Révélée par Martin Scorsese il y a 30 ans, mise sur orbite par John Dahl il y a 20 ans, la jolie brune a disparu des écrans. Où en est-elle aujourd'hui ?
Il existe de nombreux artistes qui connaissent un immense succès pendant une courte période. Ce succès peut se caractériser par exemple par quelques films qui ont triomphé à une certaine époque, une couverture médiatique énorme à un moment donné, ou un Oscar de la meilleure actrice pour un rôle isolé. Et puis soudain, plus rien (ou presque), ces artistes tombent subitement dans l'oubli et l'anonymat aussi vite qu'ils ont attiré la lumière. Ils disparaissent de l'écran radar sans rien laisser d'autres que des souvenirs plein la tête, des souvenirs nostalgiques de cinéphiles.
Parfois dû à un retrait choisi, tout simplement pour changer de vie, élever des enfants, ou évoluer vers d'autres sphères. Ou à l'opposé, ce retrait peut être provoqué à cause du vieillissement, du temps qui passe, et donc, du manque d'intérêt des studios et des productions. Ces disparitions soudaines sont d'autant plus surprenantes qu'elles se développent d'une façon exponentielle avec le temps. En effet, aujourd'hui, combien de Mary Elizabeth Mastrantonio, de Meg Ryan, ou de Rebecca de Mornay presque oubliées pour une Meryl Streep toujours au sommet ? Une carrière est un travail de longue haleine, un investissement perpétuel. Et il faut compter sur une bonne dose de chance aussi.
A travers cette rubrique baptisée "Mais qu'est devenu(e)... ?", nous vous proposons régulièrement de vous replonger dans une époque, une période, une filmographie, une histoire. Celle d'un comédien ou d'une actrice qui aura marqué le septième art de son empreinte avant de disparaître aussi vite qu'il ou qu'elle était venu(e).
Mais qu'est devenue... Linda Fiorentino ?
Il ne lui aura fallu qu'un rôle, incarné il y a vingt ans, pour devenir une icône du cinéma hollywoodien des années 90. A l'instar de Sharon Stone avec Basic Instinct, Linda Fiorentino aura marqué les esprits avec le rôle de Bridget/Wendy dans le sulfureux et venimeux Last Seduction dans lequel elle incarnait la femme fatale par excellence, pour un bijou de film noir encore dans toutes les mémoires.
Cette mémoire, c'est bien tout ce qu'il reste aujourd'hui de la formidable Linda Fiorentino.
Née le 9 mars 1958 à Philadelphie, en Pennsylvanie (États-Unis), Linda - qui fête donc aujourd'hui ses 58 ans - grandit dans la banlieue de cette immense cité située entre New York et Washington, et étudie sur les bancs du Rosemont College dont elle sort diplômée à la fin des années 70. Par la suite, passionnée par l'image et les techniques de prises de vues, elle étudie la photographie à l'International Center of Photography de New York City.

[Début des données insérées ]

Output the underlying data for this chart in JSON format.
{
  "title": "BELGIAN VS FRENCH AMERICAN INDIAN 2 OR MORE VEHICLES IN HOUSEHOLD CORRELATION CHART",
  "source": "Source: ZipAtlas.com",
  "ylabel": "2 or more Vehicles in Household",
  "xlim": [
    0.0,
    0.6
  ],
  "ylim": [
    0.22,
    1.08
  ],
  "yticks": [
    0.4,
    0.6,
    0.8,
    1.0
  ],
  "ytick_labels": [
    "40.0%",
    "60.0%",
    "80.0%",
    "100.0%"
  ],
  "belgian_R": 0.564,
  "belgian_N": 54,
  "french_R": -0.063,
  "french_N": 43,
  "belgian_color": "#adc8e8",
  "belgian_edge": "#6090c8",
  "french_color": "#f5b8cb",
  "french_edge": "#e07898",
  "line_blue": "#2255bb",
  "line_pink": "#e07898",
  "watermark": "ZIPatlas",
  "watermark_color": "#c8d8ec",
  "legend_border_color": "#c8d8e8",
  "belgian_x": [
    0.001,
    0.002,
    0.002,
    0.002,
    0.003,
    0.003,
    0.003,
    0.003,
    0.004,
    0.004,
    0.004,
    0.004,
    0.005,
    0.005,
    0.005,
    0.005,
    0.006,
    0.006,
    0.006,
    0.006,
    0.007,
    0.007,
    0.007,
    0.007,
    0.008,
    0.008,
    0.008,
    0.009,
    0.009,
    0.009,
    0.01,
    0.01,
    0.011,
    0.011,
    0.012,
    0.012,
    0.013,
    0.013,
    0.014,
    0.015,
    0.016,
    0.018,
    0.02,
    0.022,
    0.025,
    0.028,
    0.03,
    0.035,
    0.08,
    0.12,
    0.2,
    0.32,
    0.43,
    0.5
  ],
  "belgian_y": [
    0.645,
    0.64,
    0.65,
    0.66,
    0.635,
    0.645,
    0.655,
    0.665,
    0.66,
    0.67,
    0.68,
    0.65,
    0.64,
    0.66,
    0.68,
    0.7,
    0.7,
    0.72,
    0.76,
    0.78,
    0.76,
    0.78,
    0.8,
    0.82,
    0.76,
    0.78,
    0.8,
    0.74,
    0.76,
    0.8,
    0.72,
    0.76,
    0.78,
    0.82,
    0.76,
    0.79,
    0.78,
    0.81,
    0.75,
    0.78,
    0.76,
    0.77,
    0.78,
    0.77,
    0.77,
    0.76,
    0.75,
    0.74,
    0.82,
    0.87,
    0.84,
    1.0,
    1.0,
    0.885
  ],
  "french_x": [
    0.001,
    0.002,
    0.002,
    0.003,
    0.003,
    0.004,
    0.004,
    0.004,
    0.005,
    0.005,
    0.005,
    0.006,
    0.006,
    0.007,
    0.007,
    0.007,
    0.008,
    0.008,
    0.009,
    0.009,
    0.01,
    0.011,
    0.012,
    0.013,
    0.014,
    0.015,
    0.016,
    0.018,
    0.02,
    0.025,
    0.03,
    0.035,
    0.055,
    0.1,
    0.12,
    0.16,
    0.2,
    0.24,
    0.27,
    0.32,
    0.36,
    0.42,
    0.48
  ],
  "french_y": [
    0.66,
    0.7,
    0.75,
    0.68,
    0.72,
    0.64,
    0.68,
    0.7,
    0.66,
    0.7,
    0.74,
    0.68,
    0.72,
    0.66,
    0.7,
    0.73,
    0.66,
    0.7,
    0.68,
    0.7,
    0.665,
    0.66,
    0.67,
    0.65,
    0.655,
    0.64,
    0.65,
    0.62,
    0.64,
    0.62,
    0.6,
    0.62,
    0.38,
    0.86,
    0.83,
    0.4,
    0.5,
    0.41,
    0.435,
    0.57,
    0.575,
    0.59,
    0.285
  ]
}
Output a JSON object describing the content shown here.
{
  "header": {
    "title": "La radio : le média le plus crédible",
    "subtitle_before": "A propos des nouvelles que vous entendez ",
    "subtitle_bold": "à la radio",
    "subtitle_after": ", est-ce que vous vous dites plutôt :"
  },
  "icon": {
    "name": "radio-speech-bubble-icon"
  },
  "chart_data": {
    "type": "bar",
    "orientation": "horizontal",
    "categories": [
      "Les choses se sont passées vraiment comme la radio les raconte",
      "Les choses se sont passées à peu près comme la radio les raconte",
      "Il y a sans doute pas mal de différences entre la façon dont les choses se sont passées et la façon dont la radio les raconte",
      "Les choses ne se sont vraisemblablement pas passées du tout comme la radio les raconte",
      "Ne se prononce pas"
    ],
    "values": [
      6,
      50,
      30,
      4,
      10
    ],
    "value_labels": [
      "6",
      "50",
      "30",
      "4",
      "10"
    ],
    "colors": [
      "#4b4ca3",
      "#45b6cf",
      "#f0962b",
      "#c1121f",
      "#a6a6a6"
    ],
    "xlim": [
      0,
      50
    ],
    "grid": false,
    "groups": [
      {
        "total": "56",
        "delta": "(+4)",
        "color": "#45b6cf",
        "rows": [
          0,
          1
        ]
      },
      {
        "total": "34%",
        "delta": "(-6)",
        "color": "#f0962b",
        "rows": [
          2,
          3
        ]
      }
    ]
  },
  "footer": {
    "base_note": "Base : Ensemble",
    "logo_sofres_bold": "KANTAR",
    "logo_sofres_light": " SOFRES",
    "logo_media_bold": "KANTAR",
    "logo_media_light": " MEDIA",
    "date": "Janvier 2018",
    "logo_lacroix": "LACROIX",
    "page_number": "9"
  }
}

C'est à cette époque, à Manhattan, qu'elle gravite autour de cinéastes et de comédiens, et elle enchaîne alors les apparitions au cinéma dans quelques films remarqués.
Ainsi, en 1985, à tout juste 27 ans, on peut la voir dans pas moins de trois films : Vision Quest de Harold Becker avec Matthew Modine, Gotcha ! de Jeff Kanew avec Anthony Edwards, et surtout After Hours de Martin Scorsese avec Griffin Dunne et Rosanna Arquette où, en colocataire de cette dernière, elle s'impose en sculptrice avant-gardiste dans le Greenwich Village nocturne des années 80. Cheveux ébène coupés courts, peu farouche et totalement impudique, Linda affiche déjà un style bien à elle, sans compromis, qui lui vaudra de nombreuses embrouilles lors de la suite de sa carrière avec différentes productions qui la qualifieront d'actrice "difficile". Mais son talent et sa présence parlent encore pour elle à ses débuts et elle enquille alors les projets.
Après une participation dans la série Alfred Hitchcock présente, puis des rôles dans quelques téléfilms, Linda se voit proposer d'incarner le personnage qui allait la faire littéralement exploser. Nous sommes en 1994, elle a 36 ans, et le réalisateur John Dahl qui sort de deux petits bijoux de films noirs - Kill me Again et Red Rock West - prépare son nouveau polar, une histoire de couple, de magouilles et de sexe d'un cynisme inouï intitulée Last Seduction.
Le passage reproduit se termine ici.